Stellungnahme unserer Metropolie
bezüglich der Einäscherung
In den Mittel- und Nordeuropäischen Ländern, in
denen unsere Metropolie ihr Wirken entfaltet, ist die Einäscherung der
sterblichen Überreste von Verstorbenen eine gängige Praxis.

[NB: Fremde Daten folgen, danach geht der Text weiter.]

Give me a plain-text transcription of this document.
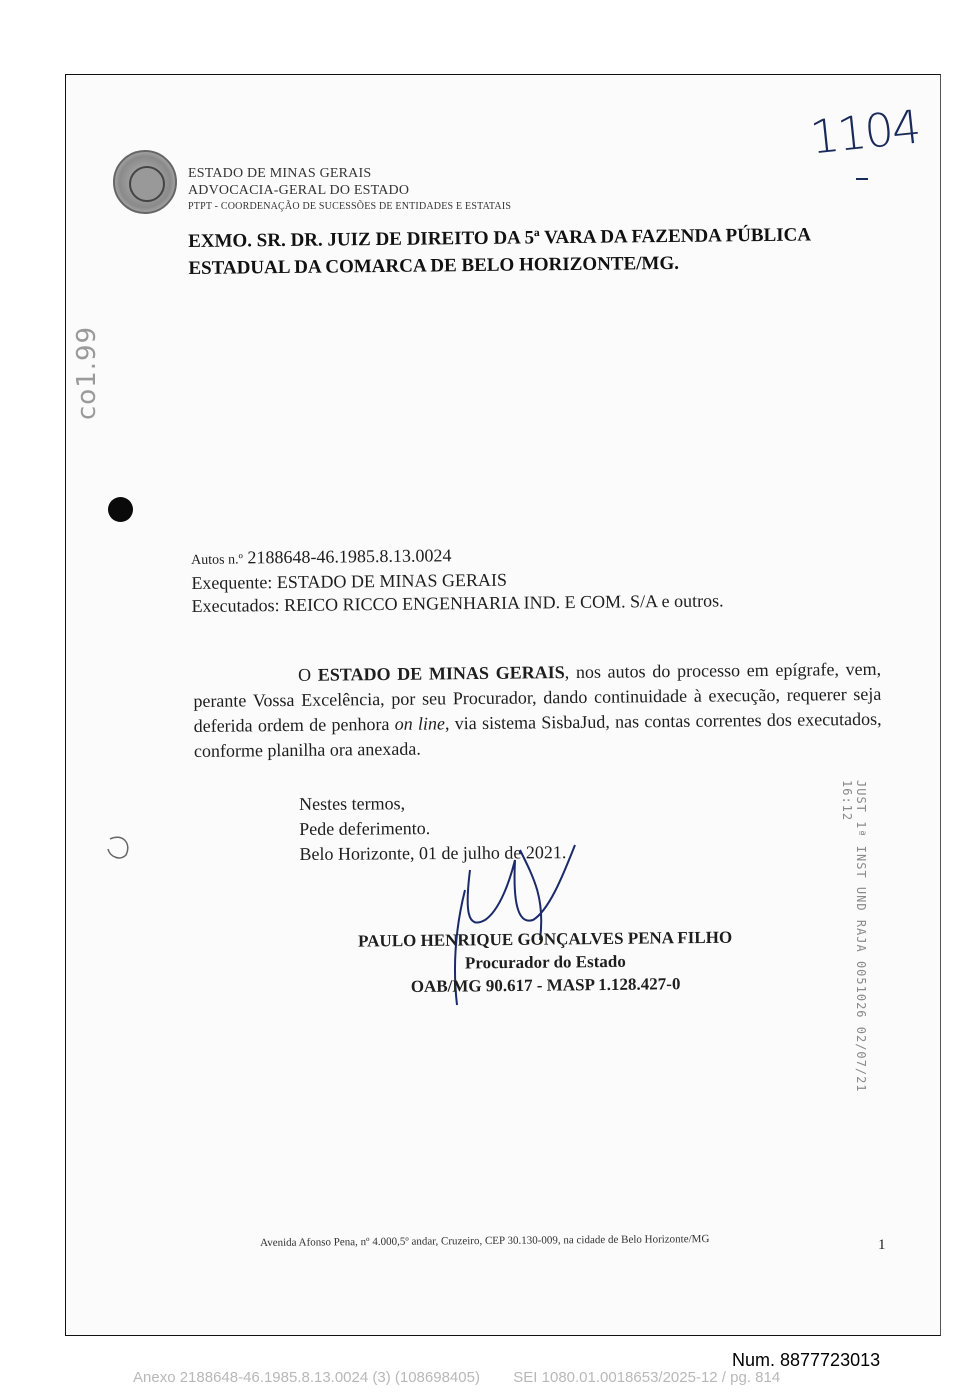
ESTADO DE MINAS GERAIS
ADVOCACIA-GERAL DO ESTADO
PTPT - COORDENAÇÃO DE SUCESSÕES DE ENTIDADES E ESTATAIS
1104
co1.99
EXMO. SR. DR. JUIZ DE DIREITO DA 5ª VARA DA FAZENDA PÚBLICA
ESTADUAL DA COMARCA DE BELO HORIZONTE/MG.
Autos n.º 2188648-46.1985.8.13.0024
Exequente: ESTADO DE MINAS GERAIS
Executados: REICO RICCO ENGENHARIA IND. E COM. S/A e outros.
O ESTADO DE MINAS GERAIS, nos autos do processo em epígrafe, vem, perante Vossa Excelência, por seu Procurador, dando continuidade à execução, requerer seja deferida ordem de penhora on line, via sistema SisbaJud, nas contas correntes dos executados, conforme planilha ora anexada.
Nestes termos,
Pede deferimento.
Belo Horizonte, 01 de julho de 2021.
PAULO HENRIQUE GONÇALVES PENA FILHO
Procurador do Estado
OAB/MG 90.617 - MASP 1.128.427-0	JUST 1ª INST UND RAJA 0051026 02/07/21 16:12
Avenida Afonso Pena, nº 4.000,5º andar, Cruzeiro, CEP 30.130-009, na cidade de Belo Horizonte/MG	1
Num. 8877723013
Anexo 2188648-46.1985.8.13.0024 (3) (108698405)        SEI 1080.01.0018653/2025-12 / pg. 814
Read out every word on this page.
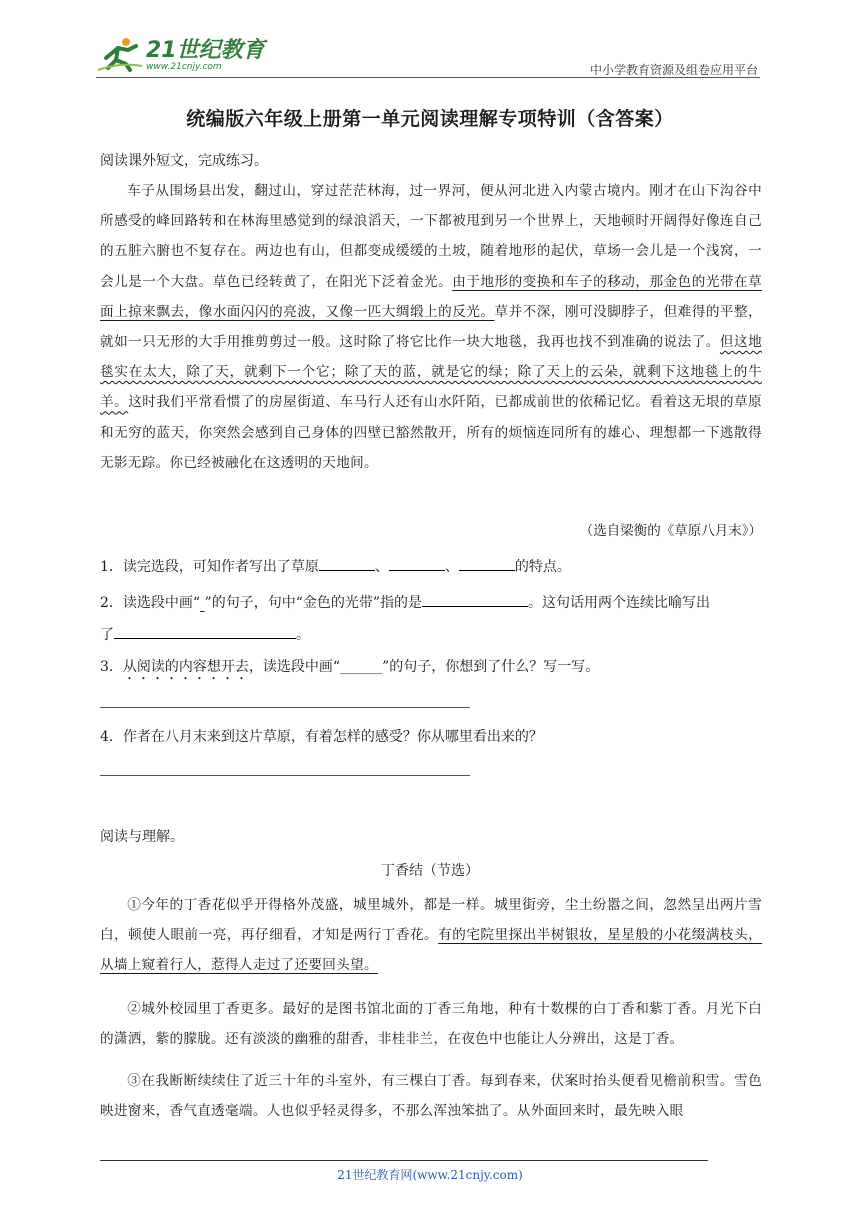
21世纪教育
www.21cnjy.com	中小学教育资源及组卷应用平台
统编版六年级上册第一单元阅读理解专项特训（含答案）
阅读课外短文，完成练习。
车子从围场县出发，翻过山，穿过茫茫林海，过一界河，便从河北进入内蒙古境内。刚才在山下沟谷中所感受的峰回路转和在林海里感觉到的绿浪滔天，一下都被甩到另一个世界上，天地顿时开阔得好像连自己的五脏六腑也不复存在。两边也有山，但都变成缓缓的土坡，随着地形的起伏，草场一会儿是一个浅窝，一会儿是一个大盘。草色已经转黄了，在阳光下泛着金光。由于地形的变换和车子的移动，那金色的光带在草面上掠来飘去，像水面闪闪的亮波，又像一匹大绸缎上的反光。草并不深，刚可没脚脖子，但难得的平整，就如一只无形的大手用推剪剪过一般。这时除了将它比作一块大地毯，我再也找不到准确的说法了。但这地毯实在太大，除了天，就剩下一个它；除了天的蓝，就是它的绿；除了天上的云朵，就剩下这地毯上的牛羊。这时我们平常看惯了的房屋街道、车马行人还有山水阡陌，已都成前世的依稀记忆。看着这无垠的草原和无穷的蓝天，你突然会感到自己身体的四壁已豁然散开，所有的烦恼连同所有的雄心、理想都一下逃散得无影无踪。你已经被融化在这透明的天地间。
（选自梁衡的《草原八月末》）
1．读完选段，可知作者写出了草原	、	、	的特点。
2．读选段中画“ ”的句子，句中“金色的光带”指的是	。这句话用两个连续比喻写出
了	。
3．从阅读的内容想开去，读选段中画“______”的句子，你想到了什么？写一写。
4．作者在八月末来到这片草原，有着怎样的感受？你从哪里看出来的？
阅读与理解。
丁香结（节选）
①今年的丁香花似乎开得格外茂盛，城里城外，都是一样。城里街旁，尘土纷嚣之间，忽然呈出两片雪白，顿使人眼前一亮，再仔细看，才知是两行丁香花。有的宅院里探出半树银妆，星星般的小花缀满枝头，从墙上窥着行人，惹得人走过了还要回头望。
②城外校园里丁香更多。最好的是图书馆北面的丁香三角地，种有十数棵的白丁香和紫丁香。月光下白的潇洒，紫的朦胧。还有淡淡的幽雅的甜香，非桂非兰，在夜色中也能让人分辨出，这是丁香。
③在我断断续续住了近三十年的斗室外，有三棵白丁香。每到春来，伏案时抬头便看见檐前积雪。雪色映进窗来，香气直透毫端。人也似乎轻灵得多，不那么浑浊笨拙了。从外面回来时，最先映入眼
21世纪教育网(www.21cnjy.com)
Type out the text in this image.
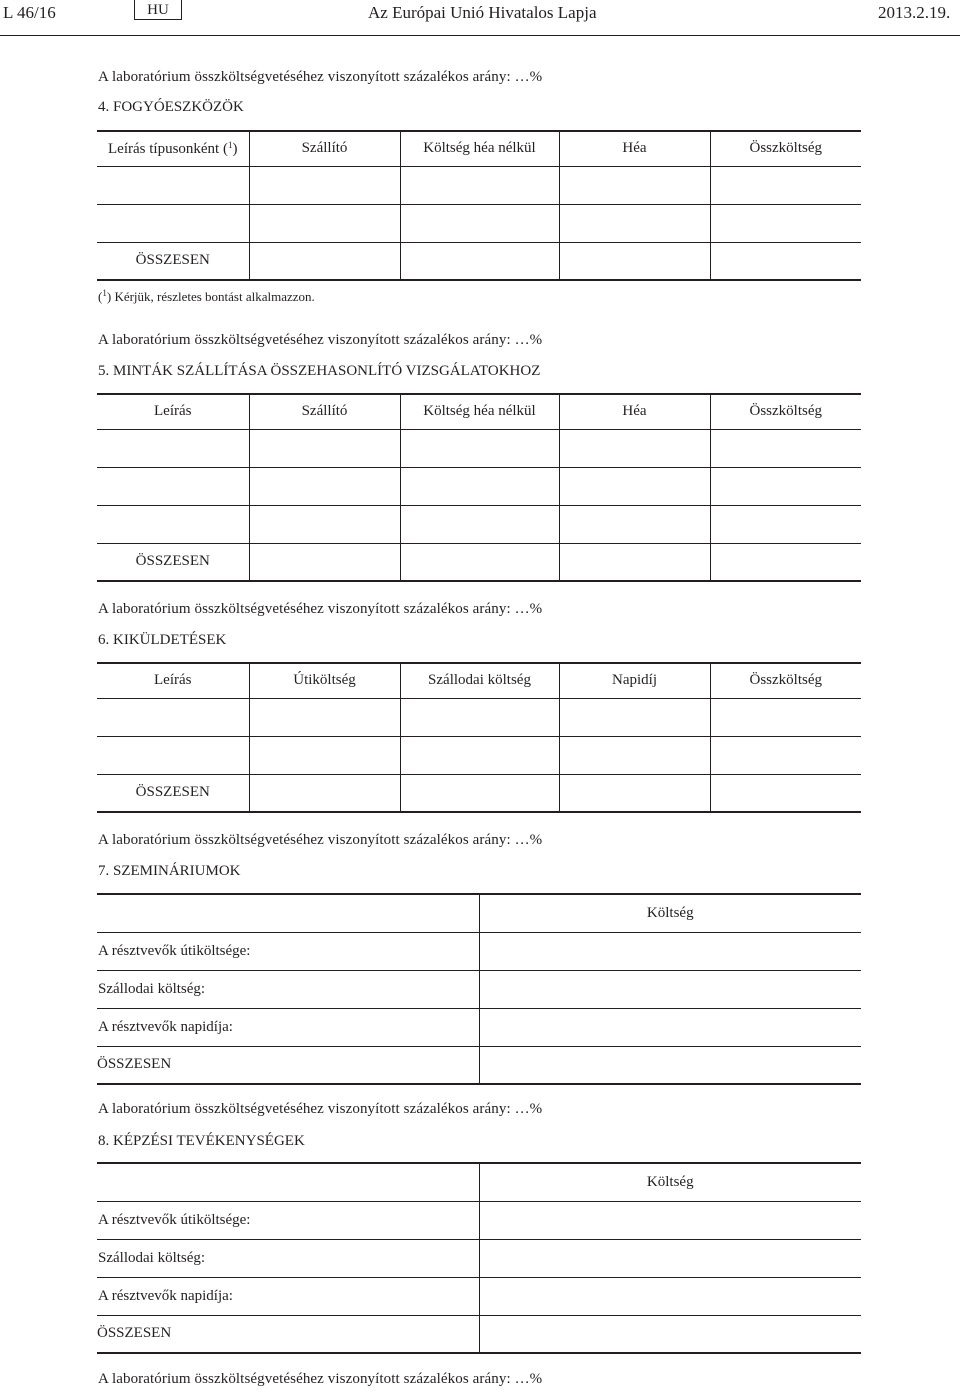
L 46/16	HU	Az Európai Unió Hivatalos Lapja	2013.2.19.
A laboratórium összköltségvetéséhez viszonyított százalékos arány: …%
4. FOGYÓESZKÖZÖK
Leírás típusonként ($^1$)	Szállító	Költség héa nélkül	Héa	Összköltség

ÖSSZESEN				
($^1$) Kérjük, részletes bontást alkalmazzon.
A laboratórium összköltségvetéséhez viszonyított százalékos arány: …%
5. MINTÁK SZÁLLÍTÁSA ÖSSZEHASONLÍTÓ VIZSGÁLATOKHOZ
Leírás	Szállító	Költség héa nélkül	Héa	Összköltség

ÖSSZESEN				
A laboratórium összköltségvetéséhez viszonyított százalékos arány: …%
6. KIKÜLDETÉSEK
Leírás	Útiköltség	Szállodai költség	Napidíj	Összköltség

ÖSSZESEN				
A laboratórium összköltségvetéséhez viszonyított százalékos arány: …%
7. SZEMINÁRIUMOK
	Költség
A résztvevők útiköltsége:	
Szállodai költség:	
A résztvevők napidíja:	
ÖSSZESEN	
A laboratórium összköltségvetéséhez viszonyított százalékos arány: …%
8. KÉPZÉSI TEVÉKENYSÉGEK
	Költség
A résztvevők útiköltsége:	
Szállodai költség:	
A résztvevők napidíja:	
ÖSSZESEN	
A laboratórium összköltségvetéséhez viszonyított százalékos arány: …%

So greift man immer häufiger, vor allem aus
praktischen Gründen, auf sie zurück. Jedoch entspricht die Einäscherung
nicht der christlichen Lehre und man sollte von ihr absehen. Gott selbst
bestimmt es, dass der tote Körper wieder zu Erde werden soll, indem er sich
an den Menschen wendet, der infolge des Ungehorsams sterblich ist: „Im
Schweiße deines Angesichtes sollst du dein Brot essen, bis du zurückkehrst
zum Ackerboden, von dem du ja genommen bist. Denn Staub bist du und zu Staub
musst du zurück“ (Gen. 3,19). Die Orthodoxe Kirche verwirft die Einäscherung
der sterblichen Überreste ihrer Verstorbenen als ein Brauch, der gegen ihre
Lehre und die christliche Tradition ist. Die Verbrennung widerspricht der
Lehre von Tod und Auferstehung der Leiber genauso wie der Hochachtung vor
der menschlichen Person, also auch vor dem Leib, der gemäß dem Wort des Hl.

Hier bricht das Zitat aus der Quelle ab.